C. H. Bloch, Cristo curando al enfermo en Betsaida (1883)


Con motivo de los 50 años de la clausura del Concilio Vaticano II, Francisco ha anunciado un Año santo o un jubileo extraordinario sobre la misericordia. Señala el diccionario que la misericordia es la virtud que inclina el ánimo a compadecerse de los trabajos y miserias ajenos. Casi lo dice la misma palabra: misericordia, llevar las miserias (de los demás) en el corazón.

Desde el principio de su pontificado, Francisco viene subrayando especialmente que estamos en tiempo de misericordia. Señala que la verdad debe estar unida a la misericordia y viceversa, porque la misericordia es el estilo de Dios. Cabe explorar su documento programático, la exhortación Evangelii gaudium, en busca de sus propuestas sobre la misericordia. 


La misericordia de Dios pide la misericordia del cristiano  

“Dios no se cansa nunca de perdonar, somos nosotros los que nos cansamos de acudir a su misericordia” (EG, n. 3). Dios –explica el texto­– está siempre dispuesto a perdonar, a cargarnos sobre sus hombros. Su amor infinito e inquebrantable nos otorga dignidad y ternura. Su resurrección nos permite volver siempre a comenzar con alegría.

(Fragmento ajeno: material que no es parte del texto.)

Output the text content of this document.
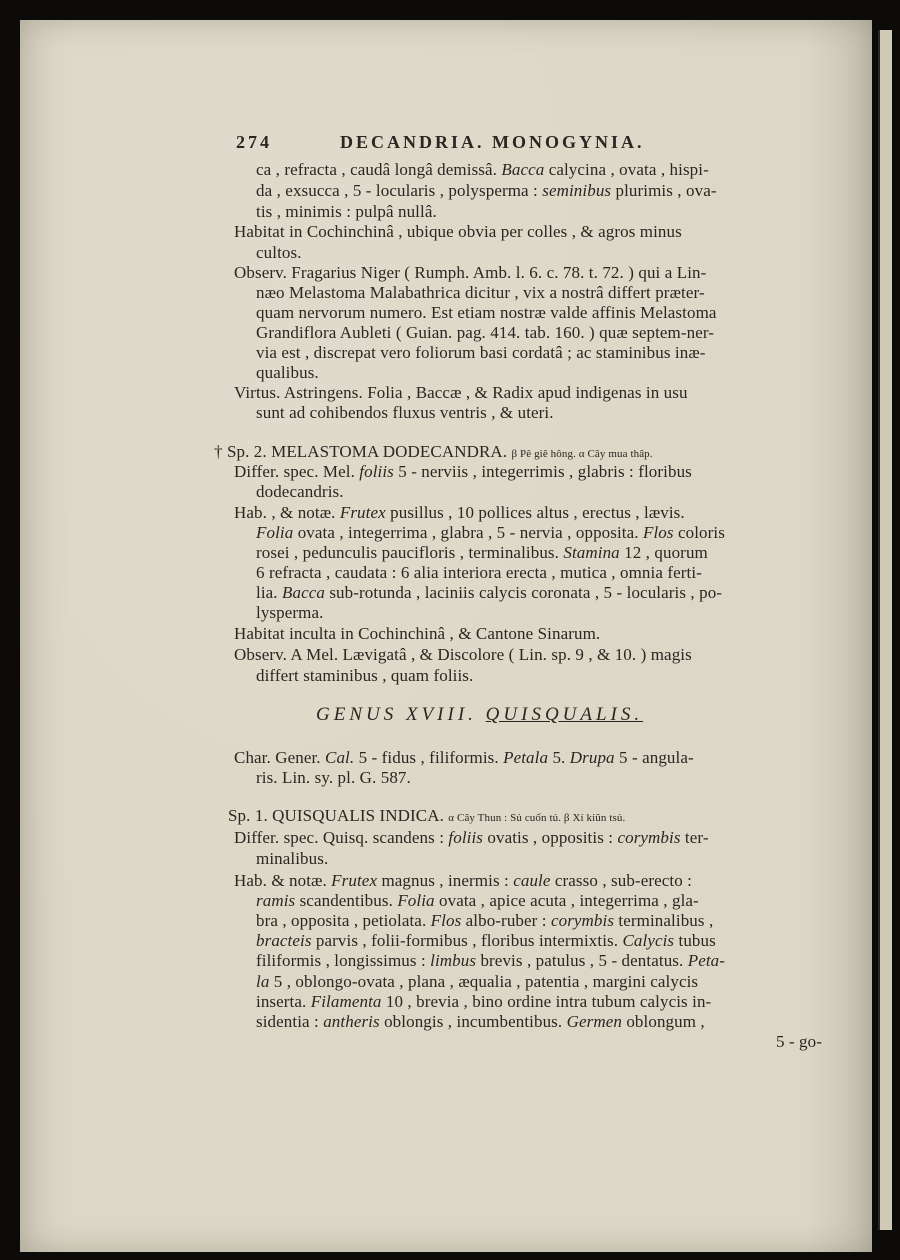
274	DECANDRIA. MONOGYNIA.
ca , refracta , caudâ longâ demissâ. Bacca calycina , ovata , hispi-
da , exsucca , 5 - locularis , polysperma : seminibus plurimis , ova-
tis , minimis : pulpâ nullâ.
Habitat in Cochinchinâ , ubique obvia per colles , & agros minus
cultos.
Observ. Fragarius Niger ( Rumph. Amb. l. 6. c. 78. t. 72. ) qui a Lin-
næo Melastoma Malabathrica dicitur , vix a nostrâ differt præter-
quam nervorum numero. Est etiam nostræ valde affinis Melastoma
Grandiflora Aubleti ( Guian. pag. 414. tab. 160. ) quæ septem-ner-
via est , discrepat vero foliorum basi cordatâ ; ac staminibus inæ-
qualibus.
Virtus. Astringens. Folia , Baccæ , & Radix apud indigenas in usu
sunt ad cohibendos fluxus ventris , & uteri.
† Sp. 2. MELASTOMA DODECANDRA. β Pê giê hông. α Cây mua thâp.
Differ. spec. Mel. foliis 5 - nerviis , integerrimis , glabris : floribus
dodecandris.
Hab. , & notæ. Frutex pusillus , 10 pollices altus , erectus , lævis.
Folia ovata , integerrima , glabra , 5 - nervia , opposita. Flos coloris
rosei , pedunculis paucifloris , terminalibus. Stamina 12 , quorum
6 refracta , caudata : 6 alia interiora erecta , mutica , omnia ferti-
lia. Bacca sub-rotunda , laciniis calycis coronata , 5 - locularis , po-
lysperma.
Habitat inculta in Cochinchinâ , & Cantone Sinarum.
Observ. A Mel. Lævigatâ , & Discolore ( Lin. sp. 9 , & 10. ) magis
differt staminibus , quam foliis.
Char. Gener. Cal. 5 - fidus , filiformis. Petala 5. Drupa 5 - angula-
ris. Lin. sy. pl. G. 587.
Sp. 1. QUISQUALIS INDICA. α Cây Thun : Sủ cuốn tủ. β Xí kiũn tsủ.
Differ. spec. Quisq. scandens : foliis ovatis , oppositis : corymbis ter-
minalibus.
Hab. & notæ. Frutex magnus , inermis : caule crasso , sub-erecto :
ramis scandentibus. Folia ovata , apice acuta , integerrima , gla-
bra , opposita , petiolata. Flos albo-ruber : corymbis terminalibus ,
bracteis parvis , folii-formibus , floribus intermixtis. Calycis tubus
filiformis , longissimus : limbus brevis , patulus , 5 - dentatus. Peta-
la 5 , oblongo-ovata , plana , æqualia , patentia , margini calycis
inserta. Filamenta 10 , brevia , bino ordine intra tubum calycis in-
sidentia : antheris oblongis , incumbentibus. Germen oblongum ,
GENUS XVIII. QUISQUALIS.
5 - go-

Por eso la Iglesia y cada cristiano en ella viven –deben vivir– de “un deseo inagotable de brindar misericordia, fruto de haber experimentado la infinita misericordia del Padre y su fuerza difusiva” (n. 24). En consecuencia se nos propone “primerear, involucrarse, acompañar, fructificar y festejar” el mensaje del Evangelio, para llevar esta buena noticia a otros. En esta tarea los obispos tienen un papel primordial, con su “cercanía sencilla y misericordiosa” (n. 31). 


La virtud de la misericordia

Señala Santo Tomás de Aquino, y lo recoge Francisco, que, en cuanto al obrar exterior, la misericordia es la mayor de todas las virtudes: “En sí misma la misericordia es la más grande de las virtudes, ya que a ella pertenece volcarse en otros y, más aún, socorrer sus deficiencias. Esto es peculiar del superior, y por eso se tiene como propio de Dios tener misericordia, en la cual resplandece su omnipotencia de modo máximo” (n. 37). Y añade que no adoramos a Dios con sacrificios y dones exteriores porque Él los necesite; quiere que se los ofrezcamos para nuestra devoción y para la utilidad del prójimo. “Por eso, la misericordia, que socorre los defectos ajenos, es el sacrificio que más le agrada, ya que causa más de cerca la utilidad del prójimo”. (S. Th., II-II, q30, a4 y ad 1).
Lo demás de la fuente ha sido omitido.